Dr Afriyie also made mention of the washing plants popularly known as “Chamfan” in the chain of the illegal mining activities which are being sold by the roadside in all the mining areas across the country and are manufactured by local electrical engineers and blacksmiths.
“They are for single purpose use and they are destined towards the water bodies so we should criminalize the unlicensed manufacture of washing plants because you know that, that washing plants is going to be used to do galamsey in water bodies”, he said.
He has therefore suggested that, the various District Assemblies regulate the activities of the manufacturing of the mining washing plants, to enable miners with special permit take delivery of them.
A call for national dialogue
President Akufo Addo in his last state of the nation address on Tuesday January 5, 2021, called for an open and dispassionate conversation about illegal mining and its future.
He said the devastating nature of illegal mining required from leaders the duty to take the subject out of the party-political arena and engage in an honest conversation about the menace for the sake of current and future generations.

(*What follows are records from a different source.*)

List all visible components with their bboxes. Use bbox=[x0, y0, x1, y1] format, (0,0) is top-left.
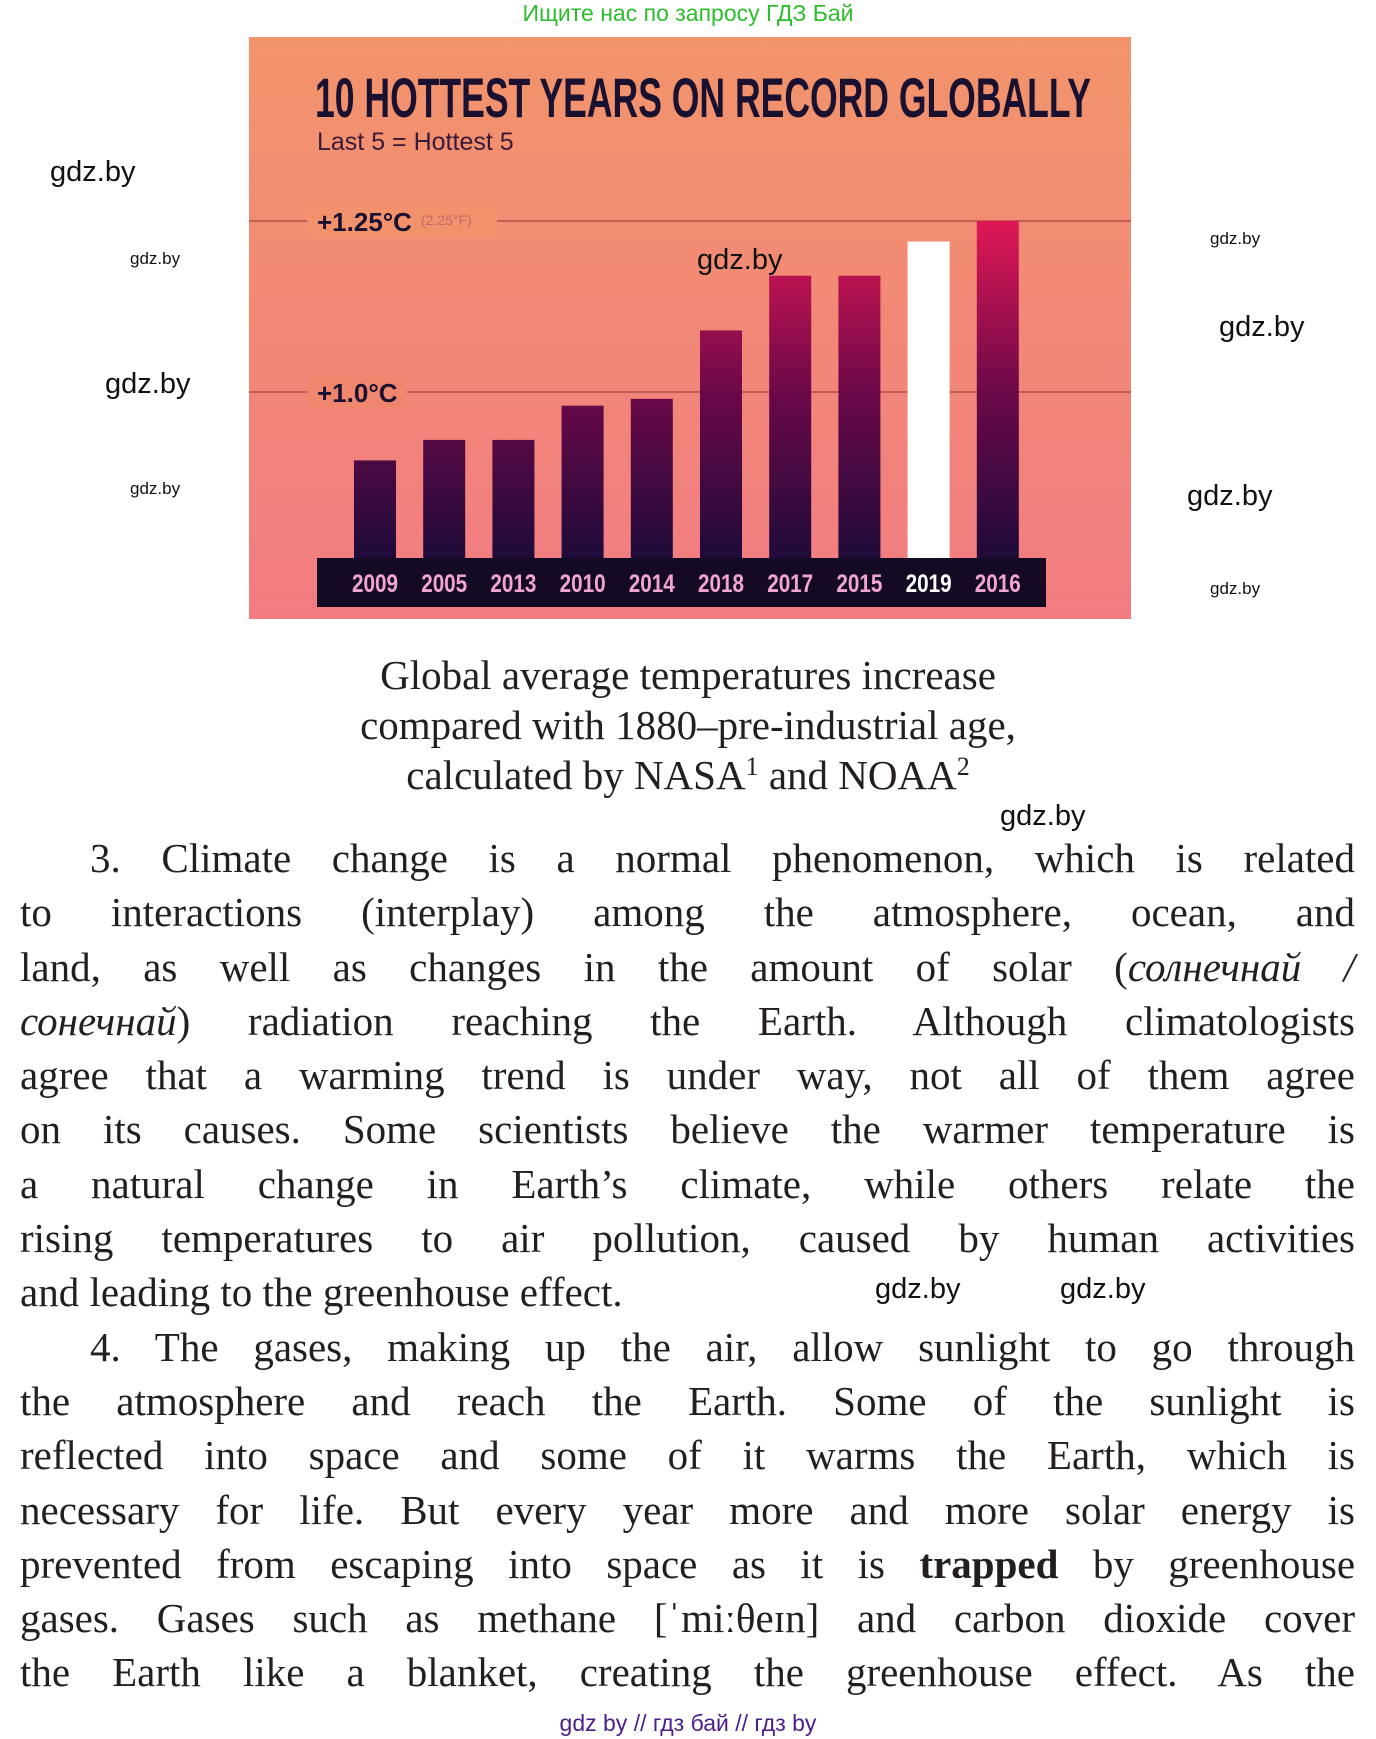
watermark: gdz.by bbox=[1210, 579, 1261, 598]
bar-2014 bbox=[630, 398, 673, 563]
caption-line-3: calculated by NASA1 and NOAA2 bbox=[0, 750, 1376, 800]
text-run: agree that a warming trend is under way,… bbox=[20, 1052, 1355, 1099]
watermark: gdz.by bbox=[1187, 480, 1273, 512]
year-label-2005: 2005 bbox=[421, 570, 467, 598]
body-text: 3. Climate change is a normal phenomenon… bbox=[20, 831, 1355, 1700]
bar-2009 bbox=[354, 460, 396, 563]
text-run: and leading to the greenhouse effect. bbox=[20, 1269, 623, 1316]
text-run: on its causes. Some scientists believe t… bbox=[20, 1106, 1355, 1153]
bar-2015 bbox=[838, 275, 881, 563]
text-run: the Earth like a blanket, creating the g… bbox=[20, 1649, 1355, 1696]
text-line: on its causes. Some scientists believe t… bbox=[20, 1102, 1355, 1156]
text-line: a natural change in Earth’s climate, whi… bbox=[20, 1157, 1355, 1211]
footnote-ref-1[interactable]: 1 bbox=[745, 752, 759, 781]
gridline-label-bg bbox=[307, 376, 407, 408]
text-run: land, as well as changes in the amount o… bbox=[20, 943, 1128, 990]
text-line: the Earth like a blanket, creating the g… bbox=[20, 1645, 1355, 1699]
text-line: rising temperatures to air pollution, ca… bbox=[20, 1211, 1355, 1265]
text-line: сонечнай) radiation reaching the Earth. … bbox=[20, 994, 1355, 1048]
year-label-2013: 2013 bbox=[490, 570, 536, 598]
watermark: gdz.by bbox=[105, 368, 191, 400]
caption-noaa: and NOAA bbox=[758, 752, 957, 798]
watermark: gdz.by bbox=[1210, 229, 1261, 248]
year-label-2010: 2010 bbox=[560, 570, 606, 598]
watermark: gdz.by bbox=[130, 249, 181, 268]
gridline-label-bg bbox=[307, 205, 497, 237]
watermark: gdz.by bbox=[1060, 1273, 1146, 1305]
bar-2017 bbox=[769, 275, 812, 563]
text-line: land, as well as changes in the amount o… bbox=[20, 940, 1355, 994]
text-line: gases. Gases such as methane [ˈmiːθeɪn] … bbox=[20, 1591, 1355, 1645]
bold-term: trapped bbox=[919, 1540, 1059, 1587]
year-label-2017: 2017 bbox=[767, 570, 813, 598]
text-line: the atmosphere and reach the Earth. Some… bbox=[20, 1374, 1355, 1428]
bar-2013 bbox=[492, 439, 535, 563]
year-label-2009: 2009 bbox=[352, 570, 398, 598]
year-label-2019: 2019 bbox=[906, 570, 952, 598]
text-line: reflected into space and some of it warm… bbox=[20, 1428, 1355, 1482]
caption-nasa: calculated by NASA bbox=[406, 752, 746, 798]
watermark: gdz.by bbox=[130, 479, 181, 498]
text-line: 4. The gases, making up the air, allow s… bbox=[20, 1320, 1355, 1374]
year-label-2016: 2016 bbox=[975, 570, 1021, 598]
text-run: 4. The gases, making up the air, allow s… bbox=[90, 1323, 1355, 1370]
bar-2005 bbox=[423, 439, 466, 563]
text-run: gases. Gases such as methane [ˈmiːθeɪn] … bbox=[20, 1595, 1355, 1642]
text-line: and leading to the greenhouse effect. bbox=[20, 1265, 1355, 1319]
chart-title: 10 HOTTEST YEARS ON RECORD GLOBALLY bbox=[315, 66, 1091, 129]
text-line: to interactions (interplay) among the at… bbox=[20, 885, 1355, 939]
watermark: gdz.by bbox=[50, 156, 136, 188]
gridline-note: (2.25°F) bbox=[421, 212, 472, 228]
bar-2010 bbox=[561, 405, 604, 563]
gridline-label: +1.25°C bbox=[317, 207, 412, 237]
text-run: prevented from escaping into space as it… bbox=[20, 1540, 920, 1587]
watermark: gdz.by bbox=[875, 1273, 961, 1305]
search-hint-banner: Ищите нас по запросу ГДЗ Бай bbox=[522, 0, 854, 26]
text-run: necessary for life. But every year more … bbox=[20, 1486, 1355, 1533]
text-line: prevented from escaping into space as it… bbox=[20, 1537, 1355, 1591]
watermark: gdz.by bbox=[1000, 800, 1086, 832]
text-run: a natural change in Earth’s climate, whi… bbox=[20, 1160, 1355, 1207]
text-run: ) radiation reaching the Earth. Although… bbox=[176, 997, 1355, 1044]
text-run: 3. Climate change is a normal phenomenon… bbox=[90, 835, 1355, 881]
text-line: agree that a warming trend is under way,… bbox=[20, 1048, 1355, 1102]
hottest-years-bar-chart: 10 HOTTEST YEARS ON RECORD GLOBALLY Last… bbox=[249, 37, 1131, 619]
text-line: 3. Climate change is a normal phenomenon… bbox=[20, 831, 1355, 885]
text-line: necessary for life. But every year more … bbox=[20, 1483, 1355, 1537]
text-run: rising temperatures to air pollution, ca… bbox=[20, 1215, 1355, 1262]
text-run: to interactions (interplay) among the at… bbox=[20, 889, 1355, 936]
italic-translation: сонечнай bbox=[20, 997, 177, 1044]
year-label-2018: 2018 bbox=[698, 570, 744, 598]
bar-2016 bbox=[976, 221, 1019, 563]
bar-2019 bbox=[907, 241, 950, 563]
italic-translation: солнечнай / bbox=[1127, 943, 1356, 990]
chart-subtitle: Last 5 = Hottest 5 bbox=[317, 128, 514, 156]
text-run: reflected into space and some of it warm… bbox=[20, 1432, 1355, 1479]
figure-caption: Global average temperatures increase com… bbox=[0, 650, 1376, 800]
text-run: the atmosphere and reach the Earth. Some… bbox=[20, 1377, 1355, 1424]
bar-2018 bbox=[700, 330, 742, 563]
year-label-strip bbox=[317, 558, 1046, 607]
footnote-ref-2[interactable]: 2 bbox=[956, 752, 970, 781]
watermark: gdz.by bbox=[697, 244, 783, 276]
year-label-2014: 2014 bbox=[629, 570, 675, 598]
watermark: gdz.by bbox=[1219, 311, 1305, 343]
gridline-label: +1.0°C bbox=[317, 378, 398, 408]
caption-line-2: compared with 1880–pre-industrial age, bbox=[360, 702, 1016, 748]
footer-watermark: gdz by // гдз бай // гдз by bbox=[559, 1710, 817, 1736]
caption-line-1: Global average temperatures increase bbox=[380, 652, 996, 698]
text-run: by greenhouse bbox=[1058, 1540, 1356, 1587]
year-label-2015: 2015 bbox=[836, 570, 882, 598]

“There is one subject about which I believe we, the people, need to have an open conversation, and that is galamsey. Should we allow or should we not allow galamsey, the illegal mining that leads to the pollution of our water bodies and the devastation of our landscape? he asked
He added “As I have said often, the Almighty having blessed us with considerable deposits of precious minerals, there would always be mining in Ghana. Indeed, there has always been mining in Ghana. The problem we have is the use of modern technology that leads to the illegal mining methods posing serious dangers to our water bodies and the health of our environment.

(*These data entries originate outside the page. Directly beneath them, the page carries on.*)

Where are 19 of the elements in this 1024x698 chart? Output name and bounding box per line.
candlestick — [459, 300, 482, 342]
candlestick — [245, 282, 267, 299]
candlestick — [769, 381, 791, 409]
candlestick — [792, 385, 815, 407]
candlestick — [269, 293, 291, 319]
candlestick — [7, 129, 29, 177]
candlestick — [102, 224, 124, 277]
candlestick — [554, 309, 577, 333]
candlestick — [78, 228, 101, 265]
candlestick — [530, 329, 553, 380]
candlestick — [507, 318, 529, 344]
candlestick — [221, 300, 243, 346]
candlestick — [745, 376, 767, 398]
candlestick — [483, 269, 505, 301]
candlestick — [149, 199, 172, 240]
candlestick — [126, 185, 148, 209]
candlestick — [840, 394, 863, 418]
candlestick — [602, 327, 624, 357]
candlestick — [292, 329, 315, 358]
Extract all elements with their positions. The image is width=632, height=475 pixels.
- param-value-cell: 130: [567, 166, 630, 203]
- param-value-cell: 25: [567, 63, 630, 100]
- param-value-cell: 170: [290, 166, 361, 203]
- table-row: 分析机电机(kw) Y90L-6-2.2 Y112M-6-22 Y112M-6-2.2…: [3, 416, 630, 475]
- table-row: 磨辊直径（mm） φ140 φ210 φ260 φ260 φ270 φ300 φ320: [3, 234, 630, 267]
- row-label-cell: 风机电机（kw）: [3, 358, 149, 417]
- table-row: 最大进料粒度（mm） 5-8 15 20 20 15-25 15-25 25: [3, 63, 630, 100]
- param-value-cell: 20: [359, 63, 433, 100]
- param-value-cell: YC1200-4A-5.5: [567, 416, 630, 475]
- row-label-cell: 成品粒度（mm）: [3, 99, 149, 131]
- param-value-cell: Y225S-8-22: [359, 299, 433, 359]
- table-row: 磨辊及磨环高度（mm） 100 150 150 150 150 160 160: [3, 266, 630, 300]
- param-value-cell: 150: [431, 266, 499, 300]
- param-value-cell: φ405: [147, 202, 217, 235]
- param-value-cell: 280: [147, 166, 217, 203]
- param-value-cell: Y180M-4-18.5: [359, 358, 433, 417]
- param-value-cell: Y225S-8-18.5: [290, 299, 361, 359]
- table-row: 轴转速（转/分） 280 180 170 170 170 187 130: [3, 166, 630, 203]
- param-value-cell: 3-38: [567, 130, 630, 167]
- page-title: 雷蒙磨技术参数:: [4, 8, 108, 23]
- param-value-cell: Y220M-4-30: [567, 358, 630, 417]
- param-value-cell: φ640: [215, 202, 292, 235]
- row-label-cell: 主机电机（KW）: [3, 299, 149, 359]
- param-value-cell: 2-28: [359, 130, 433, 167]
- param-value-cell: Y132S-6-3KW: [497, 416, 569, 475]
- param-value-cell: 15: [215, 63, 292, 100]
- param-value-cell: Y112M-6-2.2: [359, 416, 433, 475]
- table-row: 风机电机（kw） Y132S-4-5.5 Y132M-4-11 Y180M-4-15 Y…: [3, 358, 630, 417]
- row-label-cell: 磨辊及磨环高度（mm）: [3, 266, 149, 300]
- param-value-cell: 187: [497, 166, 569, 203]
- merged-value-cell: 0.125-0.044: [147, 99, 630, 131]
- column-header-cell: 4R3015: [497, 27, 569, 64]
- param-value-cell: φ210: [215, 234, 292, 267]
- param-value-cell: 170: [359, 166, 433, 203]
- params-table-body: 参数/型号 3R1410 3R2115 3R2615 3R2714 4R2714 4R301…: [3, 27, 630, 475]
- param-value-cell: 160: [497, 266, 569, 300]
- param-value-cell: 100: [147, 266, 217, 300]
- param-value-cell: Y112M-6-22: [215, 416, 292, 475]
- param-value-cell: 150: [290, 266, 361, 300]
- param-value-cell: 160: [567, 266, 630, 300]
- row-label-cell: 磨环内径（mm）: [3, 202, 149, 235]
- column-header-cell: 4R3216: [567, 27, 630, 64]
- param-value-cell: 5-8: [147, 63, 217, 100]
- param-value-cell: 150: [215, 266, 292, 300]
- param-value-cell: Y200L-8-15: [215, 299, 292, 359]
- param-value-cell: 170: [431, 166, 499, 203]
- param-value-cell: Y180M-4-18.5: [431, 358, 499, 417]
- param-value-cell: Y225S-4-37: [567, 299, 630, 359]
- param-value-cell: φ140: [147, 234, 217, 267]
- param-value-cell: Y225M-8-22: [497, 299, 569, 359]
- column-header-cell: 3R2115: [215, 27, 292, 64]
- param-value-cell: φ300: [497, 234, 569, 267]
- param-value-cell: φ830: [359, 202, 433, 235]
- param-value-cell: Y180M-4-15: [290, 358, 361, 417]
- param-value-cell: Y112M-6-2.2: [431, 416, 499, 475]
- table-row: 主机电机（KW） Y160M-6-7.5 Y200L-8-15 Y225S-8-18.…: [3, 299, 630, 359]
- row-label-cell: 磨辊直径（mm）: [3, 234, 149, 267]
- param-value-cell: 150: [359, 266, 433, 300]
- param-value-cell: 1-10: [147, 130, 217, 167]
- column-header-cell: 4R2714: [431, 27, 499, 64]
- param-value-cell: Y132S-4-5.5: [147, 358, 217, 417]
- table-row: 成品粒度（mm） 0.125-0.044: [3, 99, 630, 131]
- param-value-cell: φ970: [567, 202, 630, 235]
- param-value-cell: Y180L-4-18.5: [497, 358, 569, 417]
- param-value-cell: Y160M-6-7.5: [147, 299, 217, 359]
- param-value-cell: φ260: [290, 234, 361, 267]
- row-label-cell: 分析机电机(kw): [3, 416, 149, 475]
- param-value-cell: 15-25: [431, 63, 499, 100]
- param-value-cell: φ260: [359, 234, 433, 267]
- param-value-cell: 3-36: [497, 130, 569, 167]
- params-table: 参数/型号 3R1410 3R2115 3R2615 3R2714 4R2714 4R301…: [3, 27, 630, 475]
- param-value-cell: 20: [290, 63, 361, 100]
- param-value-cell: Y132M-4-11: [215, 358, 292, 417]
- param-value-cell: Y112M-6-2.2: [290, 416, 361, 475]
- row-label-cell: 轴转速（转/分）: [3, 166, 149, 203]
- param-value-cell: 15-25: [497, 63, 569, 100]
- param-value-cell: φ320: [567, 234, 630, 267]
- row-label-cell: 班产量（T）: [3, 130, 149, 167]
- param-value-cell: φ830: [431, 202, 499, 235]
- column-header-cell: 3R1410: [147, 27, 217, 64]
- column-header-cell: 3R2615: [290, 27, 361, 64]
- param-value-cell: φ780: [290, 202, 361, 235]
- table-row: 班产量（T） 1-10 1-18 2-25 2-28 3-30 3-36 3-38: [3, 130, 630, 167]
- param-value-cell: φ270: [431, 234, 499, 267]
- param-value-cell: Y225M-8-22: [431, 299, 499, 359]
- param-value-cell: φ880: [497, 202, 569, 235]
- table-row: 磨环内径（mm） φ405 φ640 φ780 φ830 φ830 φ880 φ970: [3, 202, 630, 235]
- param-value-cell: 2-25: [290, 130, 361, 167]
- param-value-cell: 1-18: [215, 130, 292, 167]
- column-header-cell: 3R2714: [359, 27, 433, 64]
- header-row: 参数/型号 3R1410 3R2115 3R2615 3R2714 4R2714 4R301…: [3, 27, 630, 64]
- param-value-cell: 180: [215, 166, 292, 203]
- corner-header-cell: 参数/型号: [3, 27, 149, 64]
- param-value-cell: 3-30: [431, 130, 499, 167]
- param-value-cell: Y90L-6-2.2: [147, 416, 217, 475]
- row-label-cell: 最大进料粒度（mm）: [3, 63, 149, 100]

According to Dr Afriyie, the call by the President is in the right direction as national dialogue is needed in order to bring lasting solution to the menace.
“We must have a national dialogue and say that our generation is perhaps becoming too selfish, the gold in the bowel of the earth of Ghana does not belong to our generation alone so we must regulate it severely…….There should be a regulation for a certain square kilometer that one can mine just like frequency modulation is regulated”.
He said, successive governments have failed to deal with the menace and multisectoral approach with an honest discussion is needed to get lasting solution to the problem.